Comme je suis aux antipodes de ce que je voulais faire et que je n’étais même plus certain de me raccrocher aux grandes lignes du plan, j’ai été jusqu’à me poser la question de l’abandon de cette histoire, le temps de retravailler sérieusement le plan avant de reprendre. Mais comme je voulais coûte que coûte finir, m’en tenir à ma ligne de conduite d’avancer tous les jours l’histoire en suivant un rythme régulier, j’ai continué, même si l’enthousiasme n’était d’ores et déjà plus au rendez-vous.
Qui plus est, je me suis quelque peu donné les moyens d’être “obligé” de rédiger mon histoire jusqu’à son terme en faisant mes notes de blog sur l’avancée du projet. Si j’arrêtais aujourd’hui alors que j’ai prétendu que j’irai au bout, c’est mon ego qui en prendrait un coup : donc pour une fois qu’il peut m’être utile d’une manière constructive, celui-là, je n’ai pas l’intention de le laisser tomber.

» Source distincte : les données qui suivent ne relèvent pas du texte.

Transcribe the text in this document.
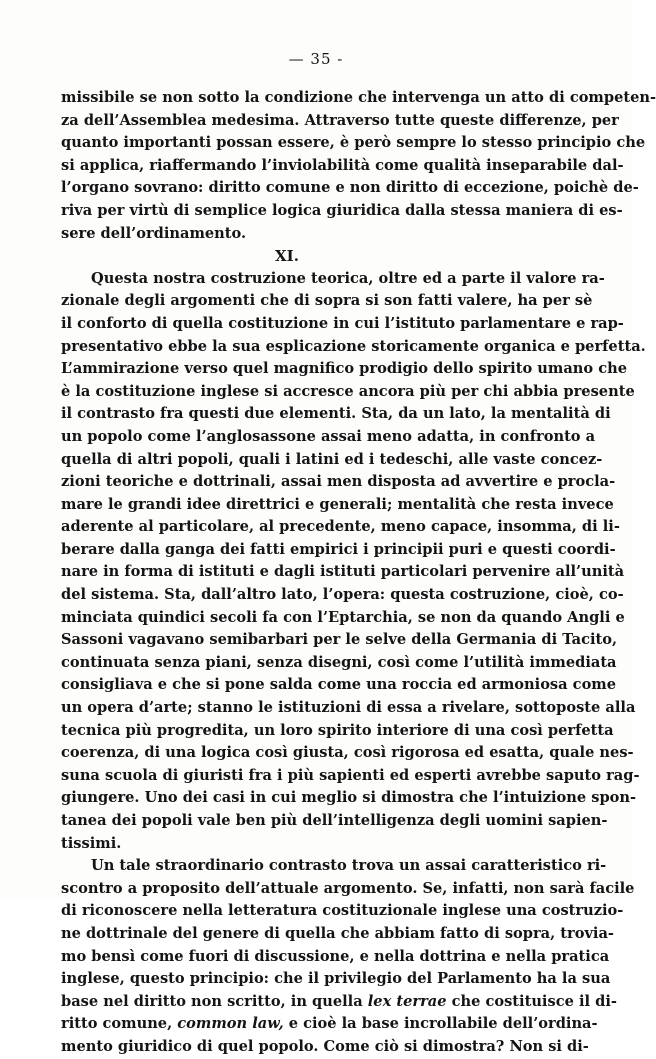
— 35 -
missibile se non sotto la condizione che intervenga un atto di competen-
za dell’Assemblea medesima. Attraverso tutte queste differenze, per
quanto importanti possan essere, è però sempre lo stesso principio che
si applica, riaffermando l’inviolabilità come qualità inseparabile dal-
l’organo sovrano: diritto comune e non diritto di eccezione, poichè de-
riva per virtù di semplice logica giuridica dalla stessa maniera di es-
sere dell’ordinamento.
XI.
Questa nostra costruzione teorica, oltre ed a parte il valore ra-
zionale degli argomenti che di sopra si son fatti valere, ha per sè
il conforto di quella costituzione in cui l’istituto parlamentare e rap-
presentativo ebbe la sua esplicazione storicamente organica e perfetta.
L’ammirazione verso quel magnifico prodigio dello spirito umano che
è la costituzione inglese si accresce ancora più per chi abbia presente
il contrasto fra questi due elementi. Sta, da un lato, la mentalità di
un popolo come l’anglosassone assai meno adatta, in confronto a
quella di altri popoli, quali i latini ed i tedeschi, alle vaste concez-
zioni teoriche e dottrinali, assai men disposta ad avvertire e procla-
mare le grandi idee direttrici e generali; mentalità che resta invece
aderente al particolare, al precedente, meno capace, insomma, di li-
berare dalla ganga dei fatti empirici i principii puri e questi coordi-
nare in forma di istituti e dagli istituti particolari pervenire all’unità
del sistema. Sta, dall’altro lato, l’opera: questa costruzione, cioè, co-
minciata quindici secoli fa con l’Eptarchia, se non da quando Angli e
Sassoni vagavano semibarbari per le selve della Germania di Tacito,
continuata senza piani, senza disegni, così come l’utilità immediata
consigliava e che si pone salda come una roccia ed armoniosa come
un opera d’arte; stanno le istituzioni di essa a rivelare, sottoposte alla
tecnica più progredita, un loro spirito interiore di una così perfetta
coerenza, di una logica così giusta, così rigorosa ed esatta, quale nes-
suna scuola di giuristi fra i più sapienti ed esperti avrebbe saputo rag-
giungere. Uno dei casi in cui meglio si dimostra che l’intuizione spon-
tanea dei popoli vale ben più dell’intelligenza degli uomini sapien-
tissimi.
Un tale straordinario contrasto trova un assai caratteristico ri-
scontro a proposito dell’attuale argomento. Se, infatti, non sarà facile
di riconoscere nella letteratura costituzionale inglese una costruzio-
ne dottrinale del genere di quella che abbiam fatto di sopra, trovia-
mo bensì come fuori di discussione, e nella dottrina e nella pratica
inglese, questo principio: che il privilegio del Parlamento ha la sua
base nel diritto non scritto, in quella lex terrae che costituisce il di-
ritto comune, common law, e cioè la base incrollabile dell’ordina-
mento giuridico di quel popolo. Come ciò si dimostra? Non si di-
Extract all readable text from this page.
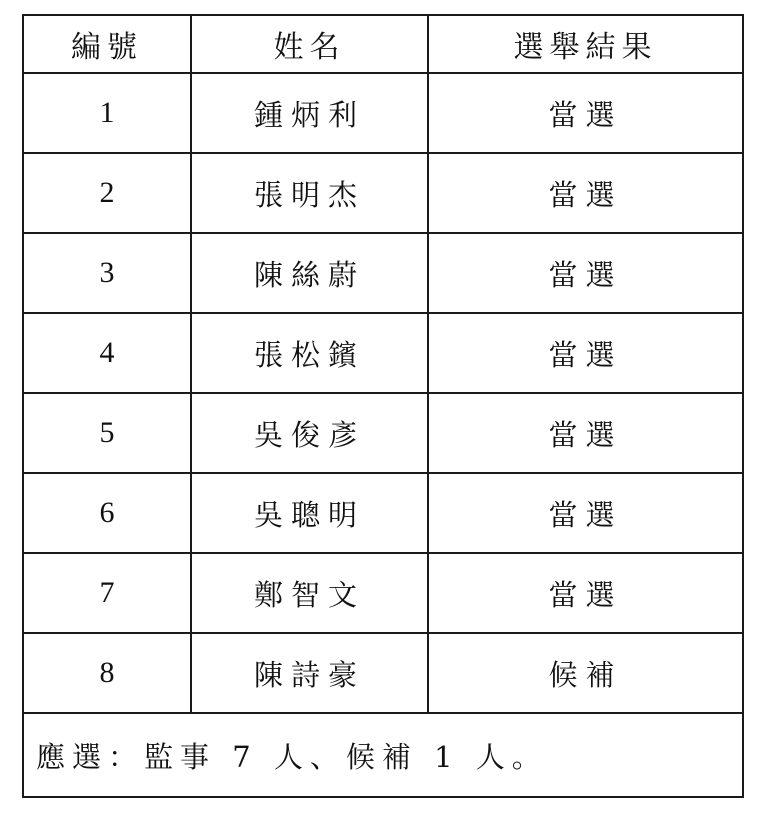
編號	姓名	選舉結果
1	鍾炳利	當選
2	張明杰	當選
3	陳絲蔚	當選
4	張松鑌	當選
5	吳俊彥	當選
6	吳聰明	當選
7	鄭智文	當選
8	陳詩豪	候補
應選：監事 7 人、候補 1 人。		
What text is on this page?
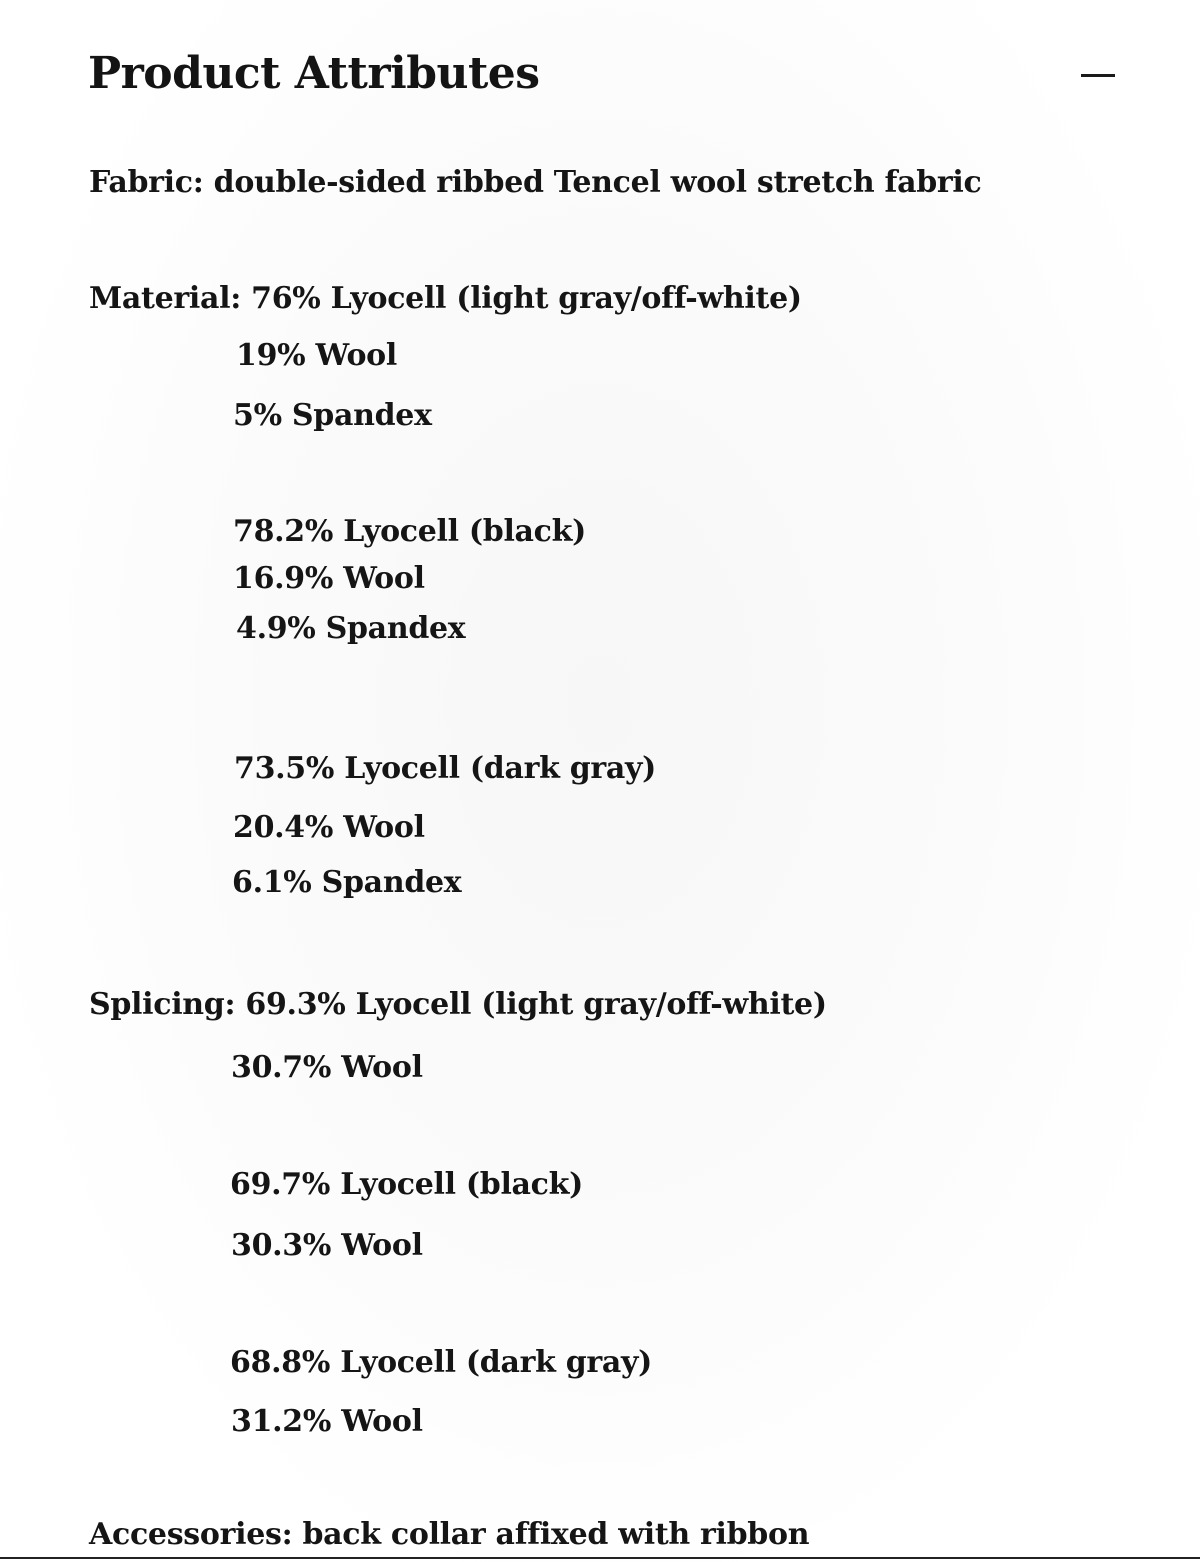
Product Attributes
Fabric: double-sided ribbed Tencel wool stretch fabric
Material: 76% Lyocell (light gray/off-white)
19% Wool
5% Spandex
78.2% Lyocell (black)
16.9% Wool
4.9% Spandex
73.5% Lyocell (dark gray)
20.4% Wool
6.1% Spandex
Splicing: 69.3% Lyocell (light gray/off-white)
30.7% Wool
69.7% Lyocell (black)
30.3% Wool
68.8% Lyocell (dark gray)
31.2% Wool
Accessories: back collar affixed with ribbon
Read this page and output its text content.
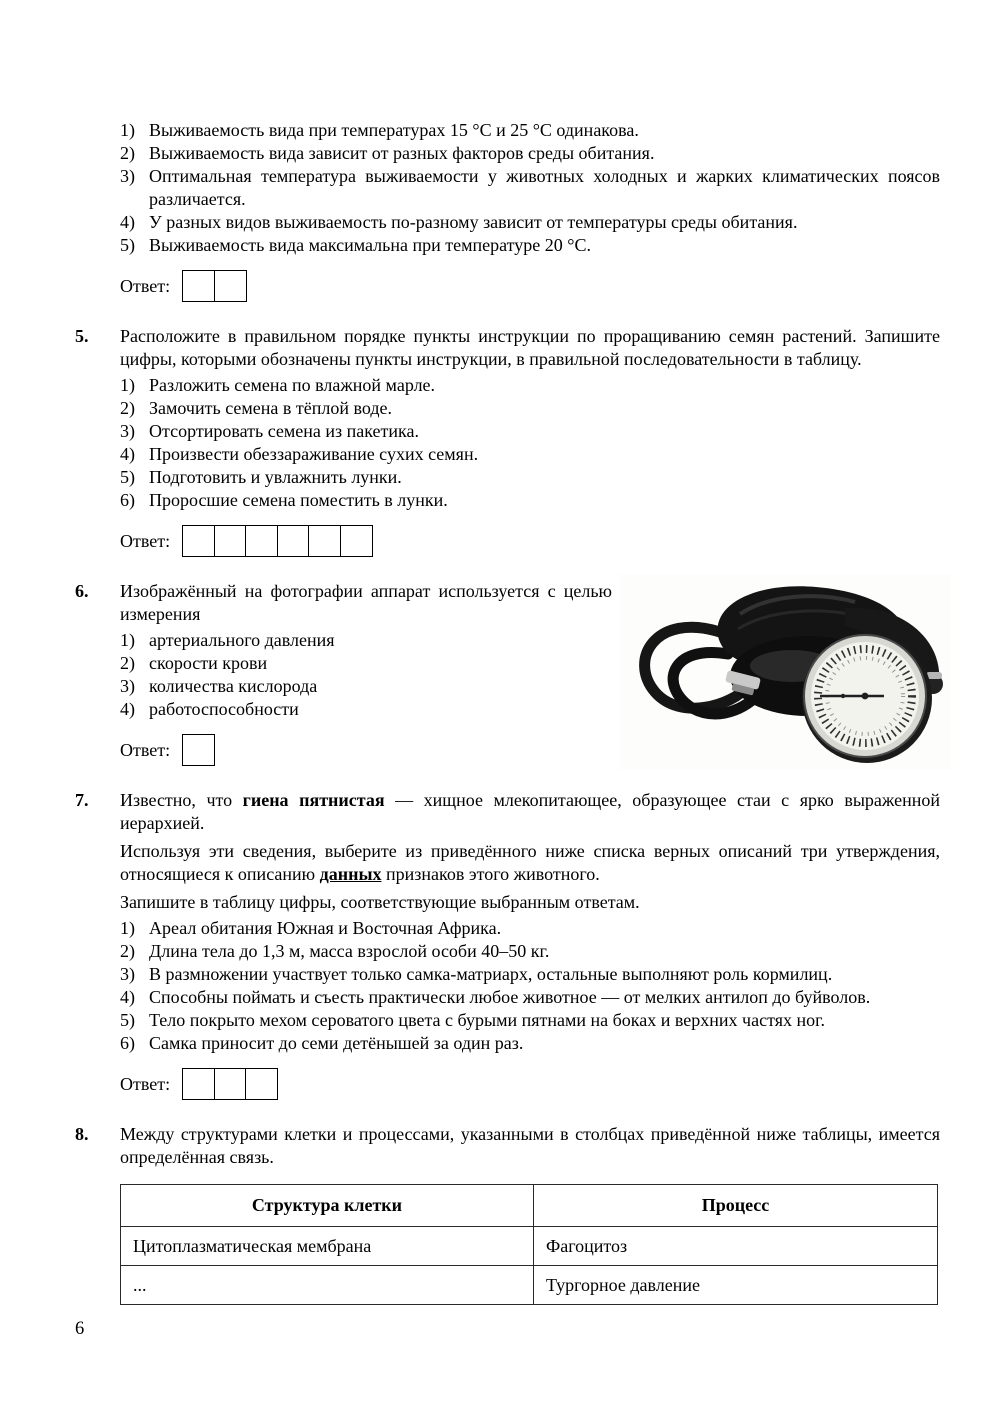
1) Выживаемость вида при температурах 15 °С и 25 °С одинакова.
2) Выживаемость вида зависит от разных факторов среды обитания.
3) Оптимальная температура выживаемости у животных холодных и жарких климатических поясов различается.
4) У разных видов выживаемость по-разному зависит от температуры среды обитания.
5) Выживаемость вида максимальна при температуре 20 °С.
Ответ:
5.	Расположите в правильном порядке пункты инструкции по проращиванию семян растений. Запишите цифры, которыми обозначены пункты инструкции, в правильной последовательности в таблицу.
1) Разложить семена по влажной марле.
2) Замочить семена в тёплой воде.
3) Отсортировать семена из пакетика.
4) Произвести обеззараживание сухих семян.
5) Подготовить и увлажнить лунки.
6) Проросшие семена поместить в лунки.
Ответ:
6.	Изображённый на фотографии аппарат используется с целью измерения
1) артериального давления
2) скорости крови
3) количества кислорода
4) работоспособности
Ответ:
7.	Известно, что гиена пятнистая — хищное млекопитающее, образующее стаи с ярко выраженной иерархией.
Используя эти сведения, выберите из приведённого ниже списка верных описаний три утверждения, относящиеся к описанию данных признаков этого животного.
Запишите в таблицу цифры, соответствующие выбранным ответам.
1) Ареал обитания Южная и Восточная Африка.
2) Длина тела до 1,3 м, масса взрослой особи 40–50 кг.
3) В размножении участвует только самка-матриарх, остальные выполняют роль кормилиц.
4) Способны поймать и съесть практически любое животное — от мелких антилоп до буйволов.
5) Тело покрыто мехом сероватого цвета с бурыми пятнами на боках и верхних частях ног.
6) Самка приносит до семи детёнышей за один раз.
Ответ:
8.	Между структурами клетки и процессами, указанными в столбцах приведённой ниже таблицы, имеется определённая связь.
Структура клетки	Процесс
Цитоплазматическая мембрана	Фагоцитоз
...	Тургорное давление
6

Bref et quoi qu’il en soit, c’est alors que la lumière est apparue, pas plus tard que ce matin ! Le déclic sorti d’on ne sait où, le petit truc qui transforme une activité qui commençait sérieusement à virer à la corvée… en plaisir !
Alors que j’enchaînais les scènes de réflexion du héros et la présentation de nouveaux personnages, je savais que je perdais de vue le but (ou la fin) de l’histoire, et que je devrais gérer les conséquences de l’apparition de ces nouveaux protagonistes, mon optique a brusquement changé. Ma manière de penser a évolué et je me retrouve, à nouveau et enfin, sur un chemin connu.

Je me laisse porter par mon histoire. Comme je suis mauvais (encore aujourd’hui avec la Partition de Narvilone) pour pondre des plans précis, j’ai l’habitude d’écrire au feeling, de me laisser porter par elle, donc. Or c’est un sentiment que je n’avais pas encore éprouvé sur ce livre : j’étais plutôt dans une optique de tenir mon rythme vaille que vaille, manière de procéder inhabituelle pour moi et qui ne me satisfaisait guère.
Désormais, j’ai franchi le cap, je retombe dans mes schémas classiques d’écriture, ce qui rend l’avancée bien plus aisée et me fais surtout retrouver le plaisir d’écrire. Ce changement d’état d’esprit s’est fait naturellement, instinctivement, après que j’ai écris ce matin. Quand j’ai arrêté, j’ai fait un peu de rangement, de toilette, préparé le déjeuner, etc, bref les activités les plus terre à terre qui soient, sauf qu’à un moment… je me suis rendu compte que j’étais en train de continuer à créer l’histoire dans ma tête, reprenant mentalement là où je m’étais arrêté sur le papier. Après réflexion, cette manière de faire a toujours été mon moteur pour avancer une histoire : je sais alors qu’elle vit avec moi et qu’elle va continuer à se développer.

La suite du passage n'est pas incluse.